With no more time to live, a Californian woman is encouraged by her insurer to be euthanized

Stephanie Packer is a young mother of four who learned in 2012 that she probably had three years to live. She has a form of scleroderma that has caused scarring in her lungs, pulmonary fibrosis. In addition to her breathing difficulties, complications mean that she can only take small sips of water. She finds courage in support groups and in her church. But also in the medical care which suggested a possible improvement of his condition. However, after having promised to cover the expenses relating to chemotherapy, her insurer offers her only one possibility of being reimbursed: that she accepts assisted suicide, now legalized in California, and there will only be 1,20 left, XNUMX dollar at his expense.

Stephanie has twice lost in court action against the insurer. Her situation is not isolated, neither in California nor in the neighboring state of Oregon, whose euthanasia legislation inspired the one under whose empire the young woman lives.

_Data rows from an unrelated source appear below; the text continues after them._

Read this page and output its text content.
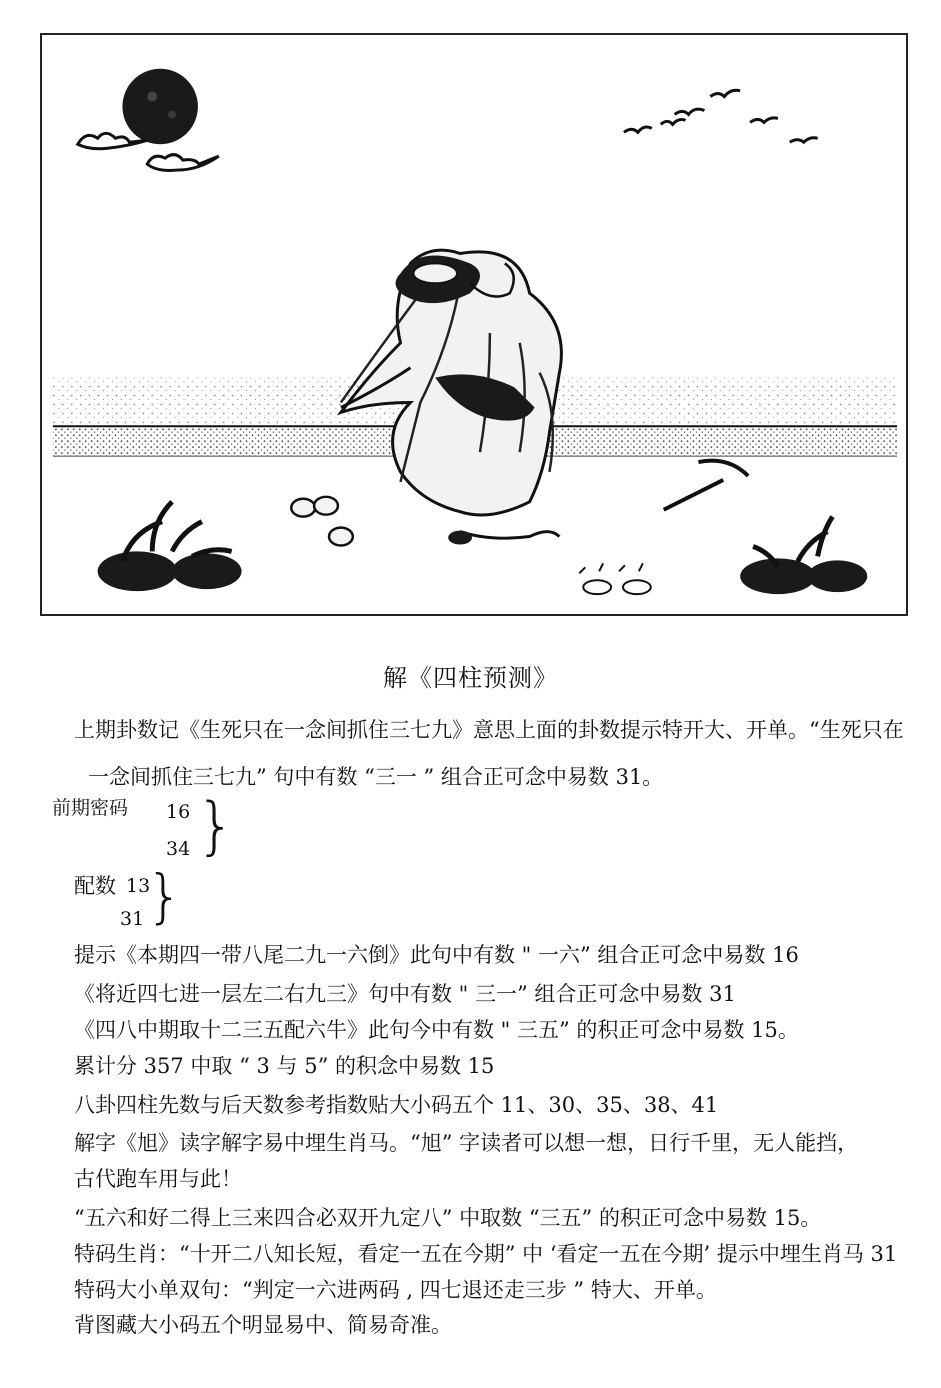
解《四柱预测》
上期卦数记《生死只在一念间抓住三七九》意思上面的卦数提示特开大、开单。“生死只在
一念间抓住三七九” 句中有数 “三一 ” 组合正可念中易数 31。
前期密码 16
34 }
配数 13
31 }
提示《本期四一带八尾二九一六倒》此句中有数 " 一六” 组合正可念中易数 16
《将近四七进一层左二右九三》句中有数 " 三一” 组合正可念中易数 31
《四八中期取十二三五配六牛》此句今中有数 " 三五” 的积正可念中易数 15。
累计分 357 中取 “ 3 与 5” 的积念中易数 15
八卦四柱先数与后天数参考指数贴大小码五个 11、30、35、38、41
解字《旭》读字解字易中埋生肖马。“旭” 字读者可以想一想，日行千里，无人能挡，
古代跑车用与此！
“五六和好二得上三来四合必双开九定八” 中取数 “三五” 的积正可念中易数 15。
特码生肖：“十开二八知长短，看定一五在今期” 中 ‘看定一五在今期’ 提示中埋生肖马 31
特码大小单双句：“判定一六进两码 , 四七退还走三步 ” 特大、开单。
背图藏大小码五个明显易中、简易奇准。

Indeed, despite the praise of so-called balanced laws, private insurance or health insurance funds refuse to cover medical care for people with very low chances of remission, and they encourage them to resort to assisted suicide. This is not without raising serious ethical problems, in addition to the fact of medically administering death.

From an alleged moral right to die, we move on to an economic duty to die so as not to be dependent on society or insurance companies. A conception of the individual which joins the economic one of the genetic tests which a federal law of 2008 prohibited insurers and employers from using to discriminate.